Sam half-smiled. It was just a kiss, he and Amanda on the river road. This was kind of touching really; David so ill-at-ease.
"You can't help who you fall in love with," David said at last, each word in slow measure.
This was it, then. He would tell Sam how he felt about Amanda. Not a real good idea, seeing they all had to work in the same room together. It would make them both uncomfortable. And what would be gained? Did David think he would
just say, "Oh well, if you want her, then . . ."
Thoughts of Amanda were bugging the hell out of Sam right now. Something she'd said in leaving -- or the way she'd said it. Talk about ownership.
And for all her looking at him, staring at him, she never saw him. Sometimes he felt like waving his hand in front of her eyes and saying, "IN HERE".
Of course, if he was with her, he wouldn't be thinking any of this. He would be easing zippers and slipping buttons, one by one, which is what he would be doing at her house in a couple hours.
Not that he was complaining.
But sometimes, even when they were making love, Amanda didn't seem to be there. Or maybe it was he who wasn't there. Nothing seemed to matter to Amanda. Nothing Amanda touched seemed real. She held the world lightly. She touched the world lightly. As if it were all of no consequence.
Sam waited for David to go on with his sorry news. He watched him with the coffee cup, the way he held it in both hands like something cherished; how real it was in his hands; heavy and smooth. The coffee, as he tasted, had substance, had texture, was real. All things were real to David. He would be someone who would tilt his face to the sky to feel the rain. Sam could see him with his hands open, his fingers spread to touch rain-soaked leaves or rough bark of trees or smooth, cold stones at a river's edge. Even a phrase, a word, held weight for David; was made real.
There was a clock ticking near the table where they sat. A jumble of conversation from other diners and even the kitchen noise reached them. The traffic hum of a town busy with its transition from day to evening slipped round them with a mood so peaceful, Sam would have been willing to sit half the night in conversation with David -- as long as they veered from the subject of Amanda.
David sat, tapping his cup against the table lightly, like someone with something to say and no way to say it. Sam looked at him. Waited.
"If love is something real," David said, at last, "Not just a convenience someone invented. If it is real, you couldn't choose. Beauty. Intelligence. You couldn't choose those things and determine that's who you're going to love."
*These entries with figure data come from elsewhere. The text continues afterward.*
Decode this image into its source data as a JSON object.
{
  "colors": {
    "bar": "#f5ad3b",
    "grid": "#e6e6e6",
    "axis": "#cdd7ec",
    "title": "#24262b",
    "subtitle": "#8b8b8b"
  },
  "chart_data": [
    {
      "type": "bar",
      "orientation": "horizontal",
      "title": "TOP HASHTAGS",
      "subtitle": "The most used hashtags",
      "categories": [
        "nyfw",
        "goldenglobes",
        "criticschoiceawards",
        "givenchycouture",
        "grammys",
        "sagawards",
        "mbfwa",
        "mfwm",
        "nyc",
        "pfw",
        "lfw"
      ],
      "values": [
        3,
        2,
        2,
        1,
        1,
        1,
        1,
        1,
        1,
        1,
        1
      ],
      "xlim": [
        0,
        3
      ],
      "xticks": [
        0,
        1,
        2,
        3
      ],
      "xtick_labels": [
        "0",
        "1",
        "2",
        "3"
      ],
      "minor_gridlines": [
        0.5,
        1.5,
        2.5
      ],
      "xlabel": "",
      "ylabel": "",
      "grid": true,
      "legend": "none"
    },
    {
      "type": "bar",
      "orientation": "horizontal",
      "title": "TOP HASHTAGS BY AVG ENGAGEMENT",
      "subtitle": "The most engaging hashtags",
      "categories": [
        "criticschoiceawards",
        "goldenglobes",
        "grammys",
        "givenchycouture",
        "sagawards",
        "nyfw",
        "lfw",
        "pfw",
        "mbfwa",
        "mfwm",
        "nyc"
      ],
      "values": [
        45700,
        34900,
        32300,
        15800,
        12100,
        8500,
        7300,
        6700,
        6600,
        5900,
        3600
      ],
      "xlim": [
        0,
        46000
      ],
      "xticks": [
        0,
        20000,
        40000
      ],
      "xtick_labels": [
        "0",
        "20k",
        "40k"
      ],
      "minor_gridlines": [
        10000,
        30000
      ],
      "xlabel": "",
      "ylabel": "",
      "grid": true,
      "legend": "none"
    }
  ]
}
Sam studied a coffee stain the shape of Idaho on the blue checkered tablecloth, puzzled, knowing he was clearly missing something.
"You couldn't choose." David went on. " Not by cultural, social, economic background. Not education. Not race." He took a drink of his coffee. "Not even gender . . . really." All this he said calmly, softly as he stared at the table, into his coffee cup, out the window. Then he looked at Sam. "I mean, if love's real."
Sam stared at him, aware of moments passing. . . of the silence.
It was strange about silence. How it too, was something said. Not something missing -- something present. Real. Moments could crowd themselves into a silence; moments full of meaning; a day, a year, a lifetime of moments. Kindnesses, words, meanings lost in a crowd of noise could be found again in a silence.
A lot could have been said for keeping silent. Still.
"Not brown," Sam said. "Darker. Like midnight."
David looked at him
Your eyes, Sam didn't say, they're like a midnight sky.